Cord Farmers’ Strategies And Replanting Performance In A Context Of Coconut Lethal Yellowing Disease Along The Coastal Region In Ghana
A survey made in the coastal belt of Ghana resulted in some valuable knowledge of farmers strategies and practices to reduce the disease's impact at the farm level. This study was carried out in 2003 and 2004 on around twenty five farms involved in the replanting programme of the Coconut Sector Development Project in 4 districts of the Western and Central Regions of Ghana.
The diversity of cropping situations encountered in the programme offered a wide scope for opportunity diagnoses to identify, describe and understand what determines farmer practices. It also permits to assess and compare both the agronomic and economic efficiency of such smallholder practices under diversified environmental conditions.
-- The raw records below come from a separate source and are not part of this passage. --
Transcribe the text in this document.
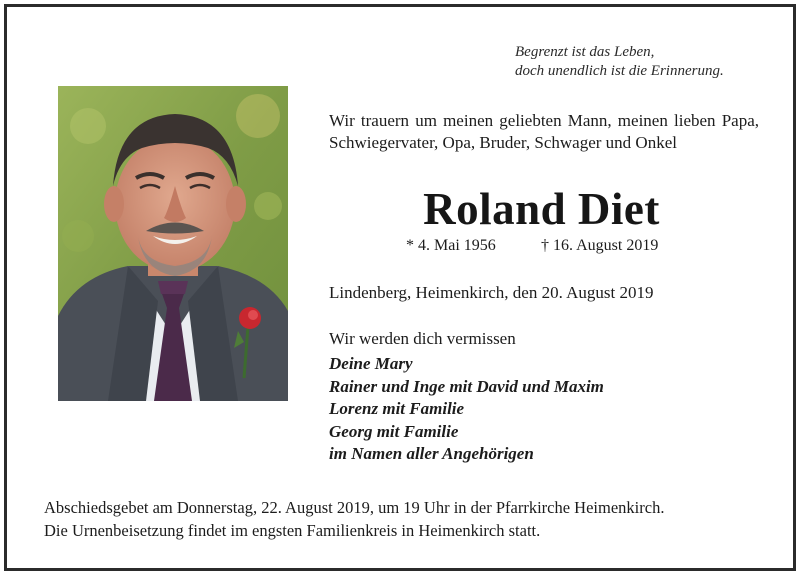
Begrenzt ist das Leben,
doch unendlich ist die Erinnerung.
Wir trauern um meinen geliebten Mann, meinen lieben Papa, Schwiegervater, Opa, Bruder, Schwager und Onkel
Roland Diet
* 4. Mai 1956	† 16. August 2019
Lindenberg, Heimenkirch, den 20. August 2019
Wir werden dich vermissen
Deine Mary
Rainer und Inge mit David und Maxim
Lorenz mit Familie
Georg mit Familie
im Namen aller Angehörigen
Abschiedsgebet am Donnerstag, 22. August 2019, um 19 Uhr in der Pfarrkirche Heimenkirch.
Die Urnenbeisetzung findet im engsten Familienkreis in Heimenkirch statt.
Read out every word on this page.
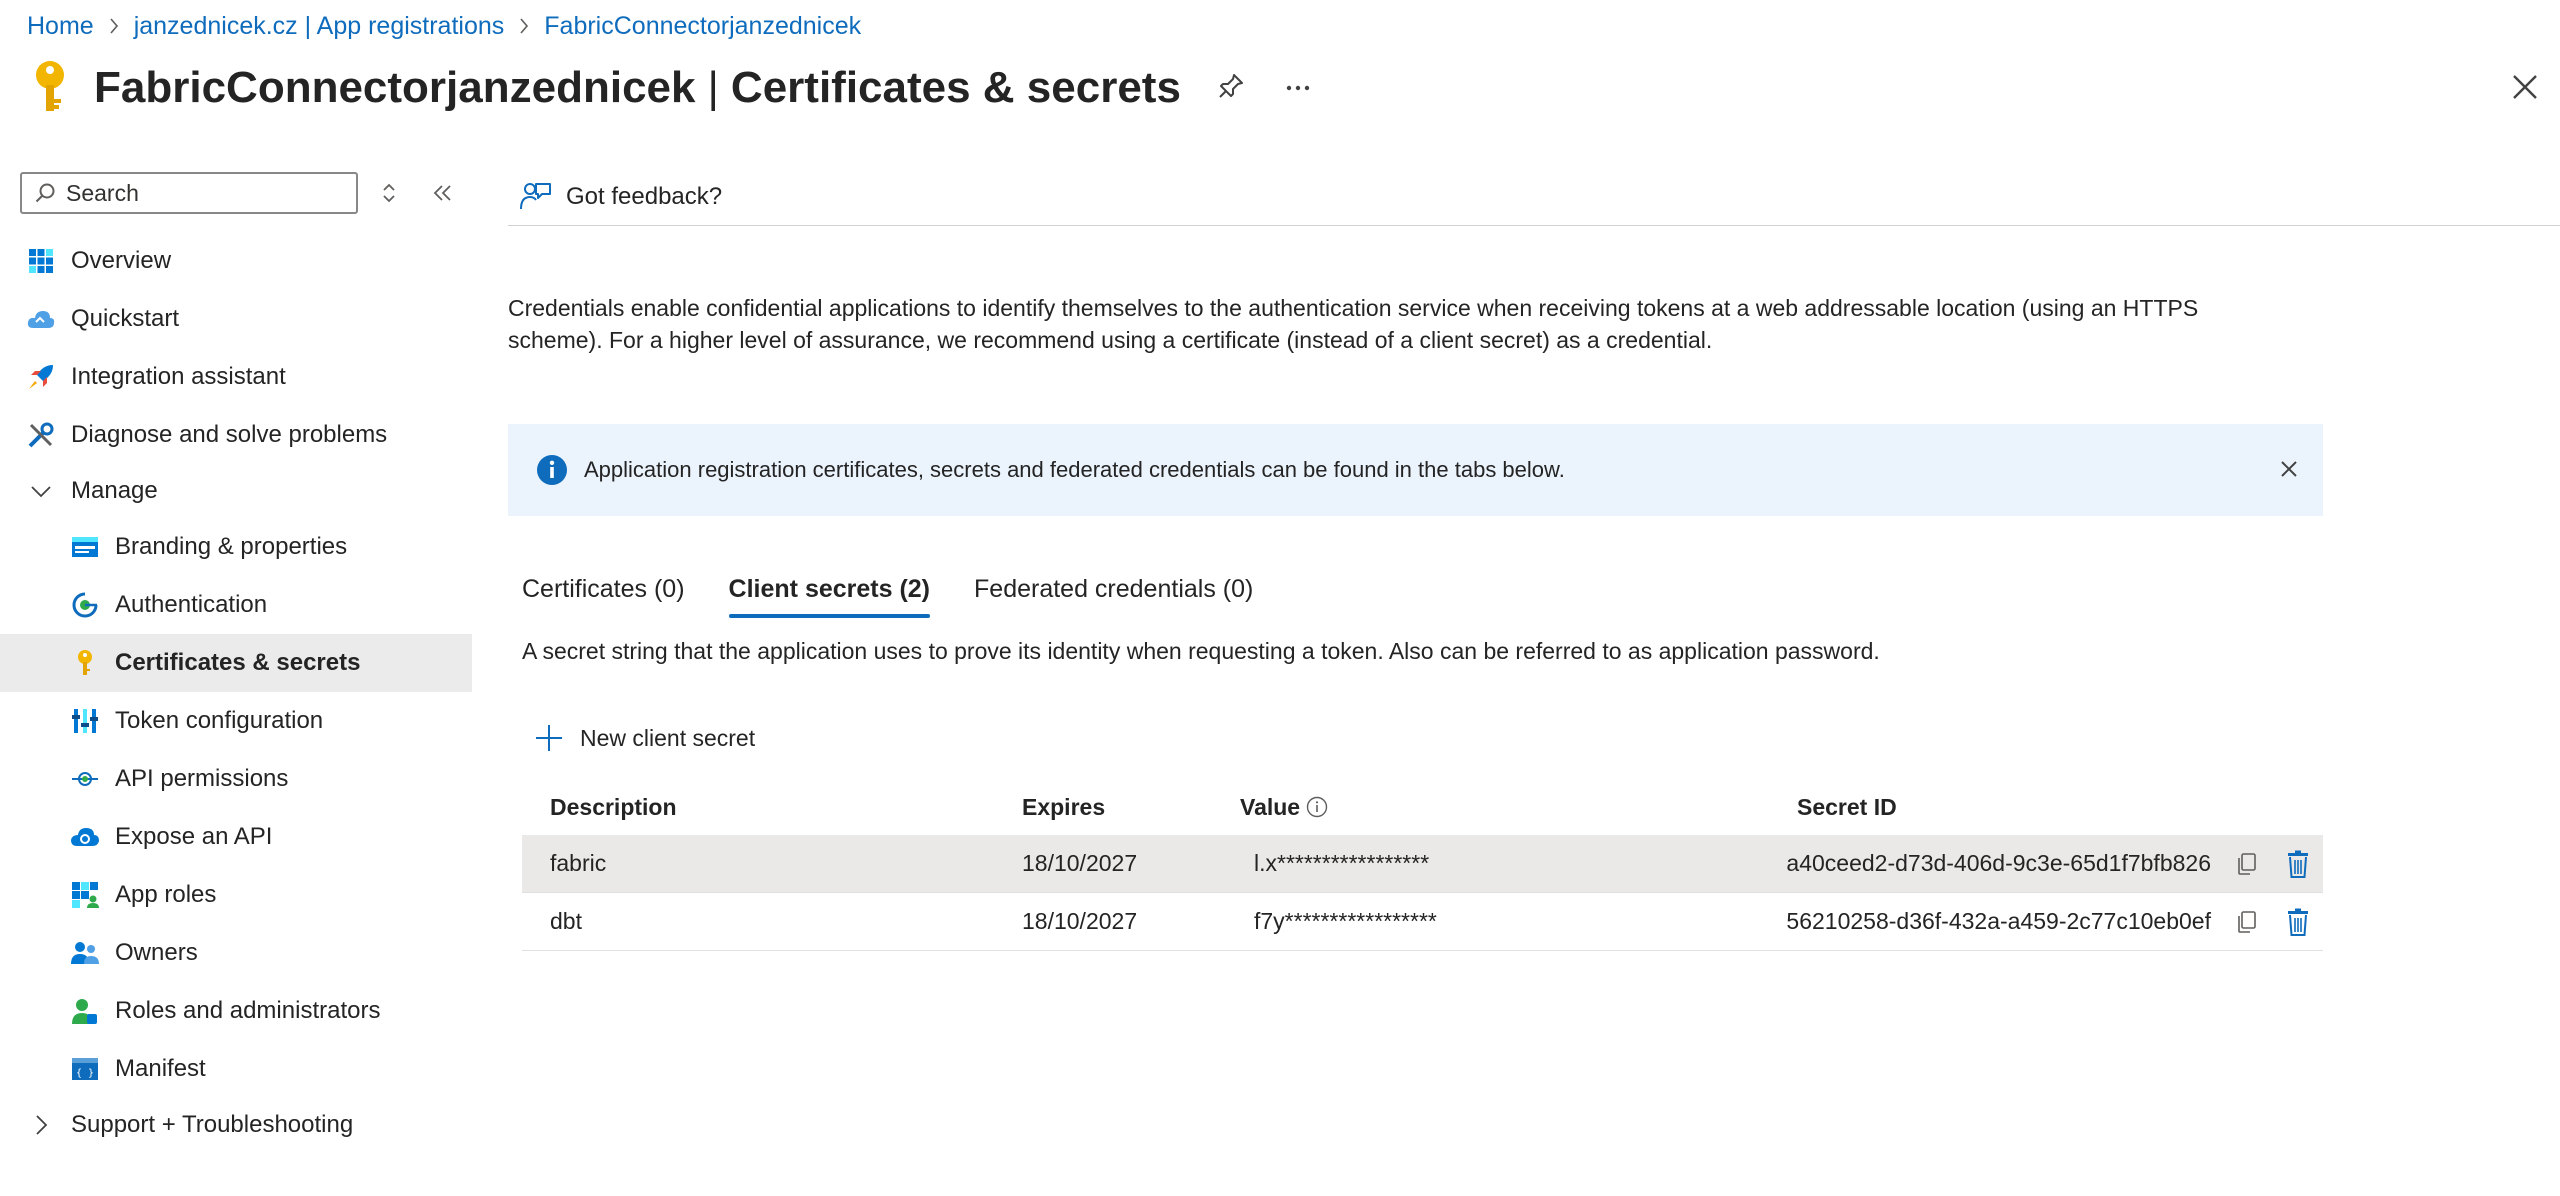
Home janzednicek.cz | App registrations FabricConnectorjanzednicek
FabricConnectorjanzednicek | Certificates & secrets
Search
Overview
Quickstart
Integration assistant
Diagnose and solve problems
Manage
Branding & properties
Authentication
Certificates & secrets
Token configuration
API permissions
Expose an API
App roles
Owners
Roles and administrators
{ } Manifest
Support + Troubleshooting
Got feedback?

Credentials enable confidential applications to identify themselves to the authentication service when receiving tokens at a web addressable location (using an HTTPS scheme). For a higher level of assurance, we recommend using a certificate (instead of a client secret) as a credential.

Application registration certificates, secrets and federated credentials can be found in the tabs below.
Certificates (0) Client secrets (2) Federated credentials (0)

A secret string that the application uses to prove its identity when requesting a token. Also can be referred to as application password.

New client secret
Description	Expires	Value	Secret ID
fabric	18/10/2027	l.x*****************	a40ceed2-d73d-406d-9c3e-65d1f7bfb826
dbt	18/10/2027	f7y*****************	56210258-d36f-432a-a459-2c77c10eb0ef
Intercrops provide food and worthwhile income, particularly when vegetable crops are involved. The success of the intercrops often goes hand in hand with satisfactory coconut palm growth, but successive cycles of exhausting crops such as cassava, without compensation through adequate fertilization, is an aggravating factor that can be seen in some farmers plots.
Growth indicators for immature coconut palms made it possible to classify the performance of around twenty smallholdings replanting plots with respect to each other and compare them with the results obtained in the crop management replanting trials. Of this sample, two thirds of the smallholdings inspected displayed growth rates that were similar to the standard, or slightly retarded. The final third were well below standard and their owners are going to be in a very difficult position if they are counting on the production from their coconut palms to pay their loan back.
However, as the risk factors associated with Lethal Yellowing disease still exist, coconut redevelopment and the replanting programme in decimated zones must be rational. It is therefore important to propose more diversified cropping systems over the long term.